Considering our winter temperatures this year, that’s a good question. When it comes to a successful vegetable garden, timing is everything. The goal in Texas is to have most of your vegetable crops mature before the temperatures soar in mid-summer.

A few crops like okra, southern peas, and sweet potatoes need the heat for maturity; but the vast majority of your garden will wilt in the August heat. Because of this, planting time is critical.

Cool-season vegetables like broccoli, cabbage, cauliflower, English peas, onions, and potatoes can go out 6 weeks before the last killing frost, which is projected to be March 17. Beets, carrots, chard, lettuce, radishes and spinach can go out three to four weeks prior to that date.

Cool-season vegetables grow best when temperatures are 60-80 degrees Fahrenheit. These vegetables withstand temperatures as low as 40 degrees, and even a light frost. However, if the temperature drops to freezing or below, you will need to cover your plants. Last year, we had freezing temperatures as late as March 26. Texas gardeners need to be vigilant about watching the weather and providing adequate protection for their vegetables.

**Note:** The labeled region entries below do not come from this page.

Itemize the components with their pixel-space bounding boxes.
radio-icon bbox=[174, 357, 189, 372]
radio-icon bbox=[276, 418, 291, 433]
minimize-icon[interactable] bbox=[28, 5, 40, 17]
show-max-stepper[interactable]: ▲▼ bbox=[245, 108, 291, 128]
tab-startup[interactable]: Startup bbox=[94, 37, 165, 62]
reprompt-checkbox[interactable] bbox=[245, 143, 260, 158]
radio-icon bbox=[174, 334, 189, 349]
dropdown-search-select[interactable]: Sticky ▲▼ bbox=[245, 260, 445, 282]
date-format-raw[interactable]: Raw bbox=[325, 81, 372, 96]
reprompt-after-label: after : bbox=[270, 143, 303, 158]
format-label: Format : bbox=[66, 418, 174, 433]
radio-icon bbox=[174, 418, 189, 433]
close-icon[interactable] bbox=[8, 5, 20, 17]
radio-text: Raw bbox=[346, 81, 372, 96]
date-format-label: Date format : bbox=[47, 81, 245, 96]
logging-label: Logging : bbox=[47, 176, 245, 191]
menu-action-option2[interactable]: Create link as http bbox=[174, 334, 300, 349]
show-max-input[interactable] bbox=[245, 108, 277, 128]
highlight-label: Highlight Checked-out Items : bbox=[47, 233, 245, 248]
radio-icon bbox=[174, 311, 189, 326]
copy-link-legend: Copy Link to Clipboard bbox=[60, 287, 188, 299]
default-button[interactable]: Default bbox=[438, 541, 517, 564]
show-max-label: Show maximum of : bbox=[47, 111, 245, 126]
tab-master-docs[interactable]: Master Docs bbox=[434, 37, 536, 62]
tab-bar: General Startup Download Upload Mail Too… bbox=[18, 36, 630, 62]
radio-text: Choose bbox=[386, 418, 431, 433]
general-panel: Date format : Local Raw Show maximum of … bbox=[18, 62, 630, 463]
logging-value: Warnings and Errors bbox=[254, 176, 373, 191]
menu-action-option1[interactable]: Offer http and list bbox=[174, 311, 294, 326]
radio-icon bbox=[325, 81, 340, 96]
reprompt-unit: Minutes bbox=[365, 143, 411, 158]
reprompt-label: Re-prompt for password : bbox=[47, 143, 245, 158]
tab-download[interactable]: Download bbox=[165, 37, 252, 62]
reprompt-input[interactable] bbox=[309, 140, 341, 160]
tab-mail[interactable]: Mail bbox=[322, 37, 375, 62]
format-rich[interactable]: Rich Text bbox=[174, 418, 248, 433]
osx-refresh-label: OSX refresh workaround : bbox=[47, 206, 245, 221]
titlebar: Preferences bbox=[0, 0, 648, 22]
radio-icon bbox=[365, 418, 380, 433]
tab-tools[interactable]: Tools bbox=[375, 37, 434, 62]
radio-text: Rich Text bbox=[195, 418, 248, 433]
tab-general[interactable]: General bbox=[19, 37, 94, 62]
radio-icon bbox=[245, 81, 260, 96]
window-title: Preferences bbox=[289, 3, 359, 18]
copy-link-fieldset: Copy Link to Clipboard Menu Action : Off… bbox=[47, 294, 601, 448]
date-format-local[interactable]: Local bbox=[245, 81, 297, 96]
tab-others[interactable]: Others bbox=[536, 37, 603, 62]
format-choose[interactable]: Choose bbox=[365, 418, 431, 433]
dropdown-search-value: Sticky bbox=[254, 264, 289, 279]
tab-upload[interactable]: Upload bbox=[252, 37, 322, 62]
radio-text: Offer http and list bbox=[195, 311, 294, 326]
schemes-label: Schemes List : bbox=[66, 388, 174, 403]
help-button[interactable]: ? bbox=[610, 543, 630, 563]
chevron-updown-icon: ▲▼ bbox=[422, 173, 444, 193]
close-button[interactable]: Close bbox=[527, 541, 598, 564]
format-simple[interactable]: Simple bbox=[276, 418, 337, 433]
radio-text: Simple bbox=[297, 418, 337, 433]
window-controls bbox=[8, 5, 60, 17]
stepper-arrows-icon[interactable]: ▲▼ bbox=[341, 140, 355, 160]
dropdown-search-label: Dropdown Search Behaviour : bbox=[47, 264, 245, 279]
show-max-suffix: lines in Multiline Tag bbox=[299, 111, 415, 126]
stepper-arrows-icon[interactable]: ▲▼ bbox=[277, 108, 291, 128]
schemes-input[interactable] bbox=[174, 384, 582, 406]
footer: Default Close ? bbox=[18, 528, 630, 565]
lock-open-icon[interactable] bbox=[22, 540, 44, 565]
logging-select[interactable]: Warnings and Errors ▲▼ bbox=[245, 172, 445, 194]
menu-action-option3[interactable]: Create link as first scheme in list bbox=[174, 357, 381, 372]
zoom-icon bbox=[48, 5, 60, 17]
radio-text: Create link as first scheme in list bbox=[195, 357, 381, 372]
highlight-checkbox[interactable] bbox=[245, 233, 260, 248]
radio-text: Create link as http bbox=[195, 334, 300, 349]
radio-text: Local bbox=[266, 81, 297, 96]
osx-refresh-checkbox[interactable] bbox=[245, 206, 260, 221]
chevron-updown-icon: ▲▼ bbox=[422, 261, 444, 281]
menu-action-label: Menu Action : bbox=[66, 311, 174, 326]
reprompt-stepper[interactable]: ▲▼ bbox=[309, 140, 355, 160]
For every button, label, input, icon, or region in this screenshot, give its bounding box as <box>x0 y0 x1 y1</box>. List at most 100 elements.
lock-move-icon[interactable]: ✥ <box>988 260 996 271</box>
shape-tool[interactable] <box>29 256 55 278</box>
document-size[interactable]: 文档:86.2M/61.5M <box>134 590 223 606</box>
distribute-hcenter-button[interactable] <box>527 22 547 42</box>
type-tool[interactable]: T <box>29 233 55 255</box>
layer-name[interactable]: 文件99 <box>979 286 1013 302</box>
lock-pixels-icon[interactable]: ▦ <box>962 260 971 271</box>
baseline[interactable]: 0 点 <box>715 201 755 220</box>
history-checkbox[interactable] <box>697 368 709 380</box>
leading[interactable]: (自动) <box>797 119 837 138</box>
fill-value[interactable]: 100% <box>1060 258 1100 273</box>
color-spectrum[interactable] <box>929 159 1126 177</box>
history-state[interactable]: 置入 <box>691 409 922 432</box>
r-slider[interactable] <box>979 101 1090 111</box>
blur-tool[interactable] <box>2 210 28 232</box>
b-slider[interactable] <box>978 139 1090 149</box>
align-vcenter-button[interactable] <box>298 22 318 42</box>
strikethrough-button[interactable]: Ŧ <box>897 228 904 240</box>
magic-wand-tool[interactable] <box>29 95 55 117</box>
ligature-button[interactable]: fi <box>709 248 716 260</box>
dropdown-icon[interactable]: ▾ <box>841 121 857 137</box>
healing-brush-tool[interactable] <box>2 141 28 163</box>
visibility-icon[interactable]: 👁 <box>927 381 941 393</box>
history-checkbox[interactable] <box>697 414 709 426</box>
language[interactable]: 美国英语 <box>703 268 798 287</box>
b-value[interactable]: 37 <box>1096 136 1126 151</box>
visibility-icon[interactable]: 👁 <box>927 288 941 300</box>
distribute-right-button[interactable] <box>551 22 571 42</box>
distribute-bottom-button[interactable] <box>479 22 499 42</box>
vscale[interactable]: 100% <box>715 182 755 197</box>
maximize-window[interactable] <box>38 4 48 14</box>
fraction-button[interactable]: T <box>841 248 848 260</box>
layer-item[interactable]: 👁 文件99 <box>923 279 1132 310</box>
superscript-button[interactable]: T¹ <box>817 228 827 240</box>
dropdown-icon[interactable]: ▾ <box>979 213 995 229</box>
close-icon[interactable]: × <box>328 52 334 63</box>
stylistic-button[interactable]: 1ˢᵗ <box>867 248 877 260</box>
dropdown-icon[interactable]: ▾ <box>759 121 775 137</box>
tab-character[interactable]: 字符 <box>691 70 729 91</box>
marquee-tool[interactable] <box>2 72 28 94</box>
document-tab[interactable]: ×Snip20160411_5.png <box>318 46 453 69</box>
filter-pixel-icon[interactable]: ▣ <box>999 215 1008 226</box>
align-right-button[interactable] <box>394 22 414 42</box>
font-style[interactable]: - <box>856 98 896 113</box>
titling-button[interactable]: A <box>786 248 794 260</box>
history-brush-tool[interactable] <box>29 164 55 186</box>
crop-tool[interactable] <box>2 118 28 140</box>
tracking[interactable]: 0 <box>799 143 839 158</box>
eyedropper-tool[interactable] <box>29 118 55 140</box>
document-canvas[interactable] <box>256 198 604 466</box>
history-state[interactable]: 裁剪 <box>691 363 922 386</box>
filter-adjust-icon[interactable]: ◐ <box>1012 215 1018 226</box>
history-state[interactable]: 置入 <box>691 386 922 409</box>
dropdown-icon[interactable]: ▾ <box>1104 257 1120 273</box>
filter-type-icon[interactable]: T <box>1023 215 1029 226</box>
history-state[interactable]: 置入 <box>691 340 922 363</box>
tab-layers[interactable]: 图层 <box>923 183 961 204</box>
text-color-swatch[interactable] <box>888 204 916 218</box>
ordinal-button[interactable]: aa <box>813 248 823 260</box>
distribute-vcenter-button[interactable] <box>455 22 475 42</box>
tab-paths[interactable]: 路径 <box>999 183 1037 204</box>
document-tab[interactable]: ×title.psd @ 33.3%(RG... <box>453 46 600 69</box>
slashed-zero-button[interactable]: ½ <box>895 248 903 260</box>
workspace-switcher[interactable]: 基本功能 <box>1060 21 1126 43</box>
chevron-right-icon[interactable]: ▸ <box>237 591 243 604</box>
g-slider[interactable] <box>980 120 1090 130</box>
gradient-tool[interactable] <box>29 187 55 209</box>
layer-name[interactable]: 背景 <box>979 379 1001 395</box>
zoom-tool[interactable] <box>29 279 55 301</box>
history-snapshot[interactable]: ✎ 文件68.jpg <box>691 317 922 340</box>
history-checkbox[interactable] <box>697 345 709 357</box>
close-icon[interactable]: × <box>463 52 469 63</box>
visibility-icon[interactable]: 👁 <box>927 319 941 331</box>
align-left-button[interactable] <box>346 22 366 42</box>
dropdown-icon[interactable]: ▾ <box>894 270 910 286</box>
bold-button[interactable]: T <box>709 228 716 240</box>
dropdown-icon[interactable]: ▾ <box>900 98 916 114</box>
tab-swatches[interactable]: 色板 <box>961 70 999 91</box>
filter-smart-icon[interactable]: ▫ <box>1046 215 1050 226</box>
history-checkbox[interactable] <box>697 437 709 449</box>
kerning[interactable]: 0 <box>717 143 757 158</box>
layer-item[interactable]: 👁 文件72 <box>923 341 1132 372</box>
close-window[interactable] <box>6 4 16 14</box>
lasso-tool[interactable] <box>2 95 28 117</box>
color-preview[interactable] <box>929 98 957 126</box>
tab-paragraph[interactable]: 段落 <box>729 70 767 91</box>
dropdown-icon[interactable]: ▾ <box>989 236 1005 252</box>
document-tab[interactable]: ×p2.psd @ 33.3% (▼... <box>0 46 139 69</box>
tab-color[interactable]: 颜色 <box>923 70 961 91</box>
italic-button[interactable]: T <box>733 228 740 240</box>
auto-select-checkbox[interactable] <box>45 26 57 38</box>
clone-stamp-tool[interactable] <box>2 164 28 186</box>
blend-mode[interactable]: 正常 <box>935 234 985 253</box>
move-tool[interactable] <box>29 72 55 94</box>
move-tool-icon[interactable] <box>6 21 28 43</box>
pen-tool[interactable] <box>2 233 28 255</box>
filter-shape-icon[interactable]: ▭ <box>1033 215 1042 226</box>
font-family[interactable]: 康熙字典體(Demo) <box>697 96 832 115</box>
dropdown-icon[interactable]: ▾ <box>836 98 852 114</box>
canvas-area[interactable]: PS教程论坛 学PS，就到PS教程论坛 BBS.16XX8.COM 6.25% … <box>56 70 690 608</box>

Warm season vegetables such as beans, corn, cucumber, eggplant, okra, pepper, tomato and squash need warmer weather and warmer soil. The soil temperature should be in the upper 60s or low 70s before planting. Peppers prefer even warmer conditions and do best if transplanted a few weeks later than tomatoes.

If you look at the seed catalogues, you will see that there are dozens, even hundreds of varieties of vegetables. But, what produces bumper crops in New York, Michigan or even Arkansas may not necessarily do well in North Central Texas. Successful vegetable gardeners are careful to choose varieties that are hardy, not only for their zone, but also for their soil condition. What grows well in sandy soil will generally not produce well in clay; and vice versa.

Do yourself a favor: get a soil test, and then find out which varieties are recommended for Parker County. We have extensive lists available on our website, and will answer any specific questions you may have regarding variety.